Usai melaksanakan shalat Idul Adha, para jamaah melanjutkan kegembiraan dengan menyembelih hewan qurban. Alhamdulillah, terkumpul 11 ekor sapi dan 9 ekor untuk disembelih dan dibagikan kepada pengungsi Muslim Kampung Waringin.
Penyembelihan hewan qurban dilakukan selama dua hari. Hari pertama, penyembelihan 6 ekor sapi dan 5 ekor kambing pada hari Ahad. Disusul penyembelihan 5 ekor sapi dan 4 ekor kambing pada hari kedua, Selasa (8/11/2011).
Selanjutnya daging-daging qurban tersebut akan dibagikan kepada 350 Kepala Keluarga pengungsi Waringin yang bertempat di gedung Telkom dan Pasar Gotong-Royong.
Meskipun merayakan Idul Adha di tengah-tengah puing perkampungan mereka yang telah hangus terbakar, namun di hari raya Idul Adha ini mereka tetap menampakkan kegembiraan dan kebahagiaan.
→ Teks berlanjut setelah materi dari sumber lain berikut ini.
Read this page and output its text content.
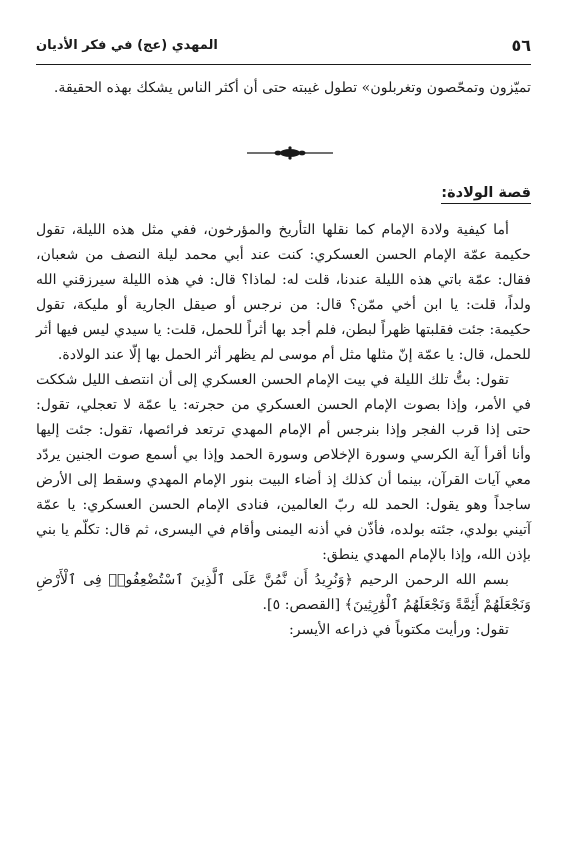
٥٦
المهدي (عج) في فكر الأديان

تميّزون وتمحّصون وتغربلون» تطول غيبته حتى أن أكثر الناس يشكك بهذه الحقيقة.

قصة الولادة:

أما كيفية ولادة الإمام كما نقلها التأريخ والمؤرخون، ففي مثل هذه الليلة، تقول حكيمة عمّة الإمام الحسن العسكري: كنت عند أبي محمد ليلة النصف من شعبان، فقال: عمّة باتي هذه الليلة عندنا، قلت له: لماذا؟ قال: في هذه الليلة سيرزقني الله ولداً، قلت: يا ابن أخي ممّن؟ قال: من نرجس أو صيقل الجارية أو مليكة، تقول حكيمة: جئت فقلبتها ظهراً لبطن، فلم أجد بها أثراً للحمل، قلت: يا سيدي ليس فيها أثر للحمل، قال: يا عمّة إنّ مثلها مثل أم موسى لم يظهر أثر الحمل بها إلّا عند الولادة.

تقول: بتُّ تلك الليلة في بيت الإمام الحسن العسكري إلى أن انتصف الليل شككت في الأمر، وإذا بصوت الإمام الحسن العسكري من حجرته: يا عمّة لا تعجلي، تقول: حتى إذا قرب الفجر وإذا بنرجس أم الإمام المهدي ترتعد فرائصها، تقول: جئت إليها وأنا أقرأ آية الكرسي وسورة الإخلاص وسورة الحمد وإذا بي أسمع صوت الجنين يردّد معي آيات القرآن، بينما أن كذلك إذ أضاء البيت بنور الإمام المهدي وسقط إلى الأرض ساجداً وهو يقول: الحمد لله ربّ العالمين، فنادى الإمام الحسن العسكري: يا عمّة آتيني بولدي، جئته بولده، فأذّن في أذنه اليمنى وأقام في اليسرى، ثم قال: تكلّم يا بني بإذن الله، وإذا بالإمام المهدي ينطق:

بسم الله الرحمن الرحيم ﴿وَنُرِيدُ أَن نَّمُنَّ عَلَى ٱلَّذِينَ ٱسْتُضْعِفُوا۟ فِى ٱلْأَرْضِ وَنَجْعَلَهُمْ أَئِمَّةً وَنَجْعَلَهُمُ ٱلْوَٰرِثِينَ﴾ [القصص: ٥].

تقول: ورأيت مكتوباً في ذراعه الأيسر:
Kepada voa-islam.com, seorang pengungsi mengungkapkan perasaan harunya ketika merayakan Idul Adha tahun ini. “Ada sesuatu yang berbeda pada Idul Adha kali ini, karena saya tak bisa berkumpul dengan keluarga di dalam rumahnya seperti tahun-tahun yang lalu,” ungkap warga yang rumahnya hangus terbakar itu. Di pengungsian, ia tak satu lokasi dengan keluarganya yang mendapat jatah menghungsi di tempat lain.
Karenanya, pria yang aktif menjadi pengurus masjid ini berharap agar pemerintah menepati janjinya untuk segera membangun kembali rumah-rumah di kampung Waringin yang habis terbakar. “Pemerintah harus penuhi apa yang mereka janjikan supaya warga bisa kembali hidup secara normal dan tidak lagi menjadi pengungsi di negeri sendiri,” ujarnya.
Sama seperti pengungsi Muslim lainnya, ia juga berharap agar pemerintah tidak berbelit-belit dalam menyalurkan dana bantuan untuk para pengungsi.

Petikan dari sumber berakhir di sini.